14. Log Shipping - Slony-I with Files

One of the new features for 1.1 is the ability to serialize the updates to go out into log files that can be kept in a spool directory.

The spool files could then be transferred via whatever means was desired to a "slave system," whether that be via FTP, rsync, or perhaps even by pushing them onto a 1GB "USB key" to be sent to the destination by clipping it to the ankle of some sort of "avian transport" system.

There are plenty of neat things you can do with a data stream in this form, including:

14.1. Where are the "spool files" for a subscription set generated?
14.2. What takes place when a FAILOVER/ MOVE SET takes place?
14.3. What if we run out of "spool space"?
14.4. How do we set up a subscription?
14.5. What are the limitations of log shipping?
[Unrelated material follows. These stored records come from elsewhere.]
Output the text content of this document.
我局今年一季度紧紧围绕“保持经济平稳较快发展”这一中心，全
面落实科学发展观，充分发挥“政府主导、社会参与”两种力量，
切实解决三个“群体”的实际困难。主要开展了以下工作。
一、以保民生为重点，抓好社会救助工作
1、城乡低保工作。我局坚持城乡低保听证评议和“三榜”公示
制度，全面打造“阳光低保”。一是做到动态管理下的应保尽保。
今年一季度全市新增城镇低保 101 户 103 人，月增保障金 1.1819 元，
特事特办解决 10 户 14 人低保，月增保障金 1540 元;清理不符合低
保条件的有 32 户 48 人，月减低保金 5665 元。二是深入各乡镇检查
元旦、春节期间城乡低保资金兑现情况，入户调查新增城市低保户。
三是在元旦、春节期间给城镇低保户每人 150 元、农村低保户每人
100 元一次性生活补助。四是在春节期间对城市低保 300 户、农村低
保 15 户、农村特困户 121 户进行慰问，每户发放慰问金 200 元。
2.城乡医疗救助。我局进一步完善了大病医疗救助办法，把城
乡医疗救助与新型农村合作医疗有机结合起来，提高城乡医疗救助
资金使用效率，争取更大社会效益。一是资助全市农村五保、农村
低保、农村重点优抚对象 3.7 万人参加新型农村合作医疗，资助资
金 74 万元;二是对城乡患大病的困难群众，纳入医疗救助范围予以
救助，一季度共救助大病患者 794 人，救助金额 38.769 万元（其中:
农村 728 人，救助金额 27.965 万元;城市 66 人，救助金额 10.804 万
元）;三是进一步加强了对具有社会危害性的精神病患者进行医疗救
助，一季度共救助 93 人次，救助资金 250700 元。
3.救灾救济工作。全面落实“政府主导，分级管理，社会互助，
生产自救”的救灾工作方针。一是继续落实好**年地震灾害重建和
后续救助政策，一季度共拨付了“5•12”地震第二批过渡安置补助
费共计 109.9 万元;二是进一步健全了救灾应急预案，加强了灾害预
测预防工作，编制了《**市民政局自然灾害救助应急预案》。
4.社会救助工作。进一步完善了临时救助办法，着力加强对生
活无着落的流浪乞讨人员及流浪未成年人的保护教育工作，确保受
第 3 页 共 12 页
14.1. Where are the "spool files" for a subscription set generated?

Any slon subscriber node can generate them by adding the -a option.
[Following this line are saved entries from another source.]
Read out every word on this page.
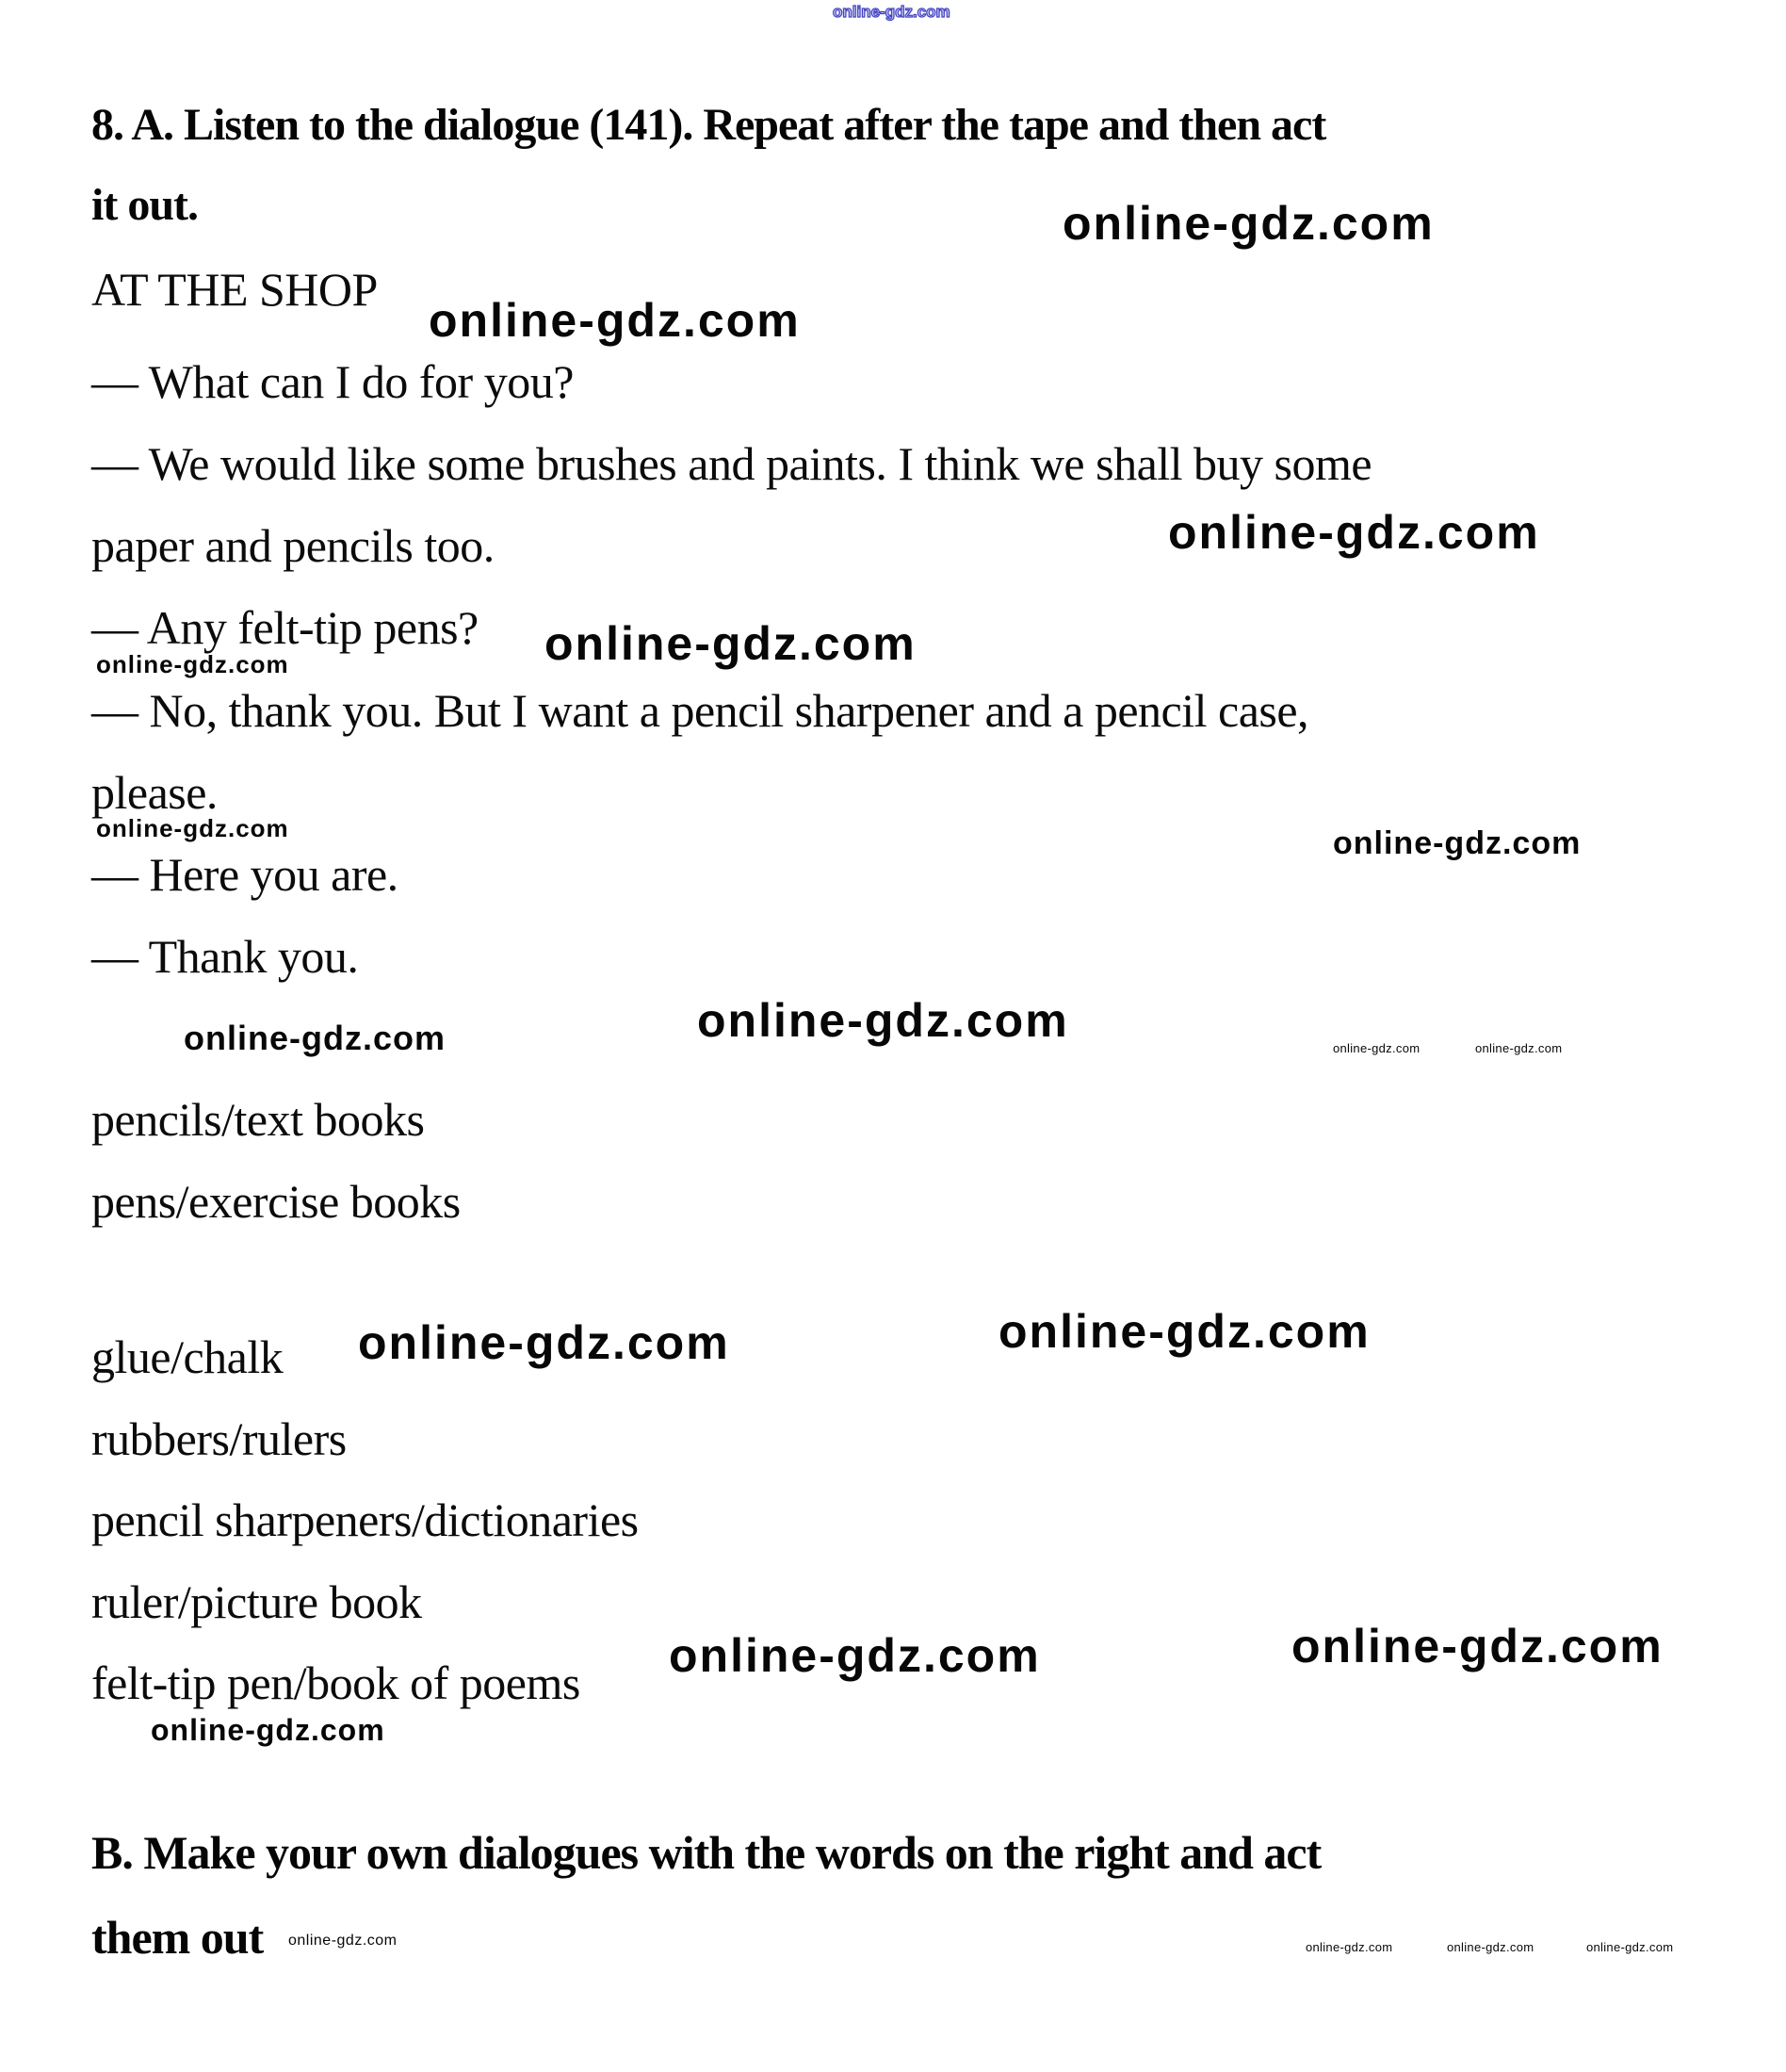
online-gdz.com
online-gdz.com
online-gdz.com
online-gdz.com
online-gdz.com
online-gdz.com
online-gdz.com	online-gdz.com
online-gdz.com
online-gdz.com	online-gdz.com	online-gdz.com
online-gdz.com	online-gdz.com
online-gdz.com	online-gdz.com
online-gdz.com
online-gdz.com	online-gdz.com	online-gdz.com	online-gdz.com
8. A. Listen to the dialogue (141). Repeat after the tape and then act
it out.
AT THE SHOP
— What can I do for you?
— We would like some brushes and paints. I think we shall buy some
paper and pencils too.
— Any felt-tip pens?
— No, thank you. But I want a pencil sharpener and a pencil case,
please.
— Here you are.
— Thank you.
pencils/text books
pens/exercise books
glue/chalk
rubbers/rulers
pencil sharpeners/dictionaries
ruler/picture book
felt-tip pen/book of poems
B. Make your own dialogues with the words on the right and act
them out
Note: Notice that this implies that in order to use log shipping, you must have at least one subscriber node.

14.2. What takes place when a FAILOVER/ MOVE SET takes place?

Nothing special. So long as the archiving node remains a subscriber, it will continue to generate logs.

14.3. What if we run out of "spool space"?

The node will stop accepting SYNCs until this problem is alleviated. The database being subscribed to will also fall behind.

14.4. How do we set up a subscription?

The script in tools called slony1_dump.sh is a shell script that dumps the "present" state of the subscriber node.

You need to start the slon for the subscriber node with logging turned on. At any point after that, you can run slony1_dump.sh, which will pull the state of that subscriber as of some SYNC event. Once the dump completes, all the SYNC logs generated from the time that dump started may be added to the dump in order to get a "log shipping subscriber."

14.5. What are the limitations of log shipping?

In the initial release, there are rather a lot of limitations. As releases progress, hopefully some of these limitations may be alleviated/eliminated.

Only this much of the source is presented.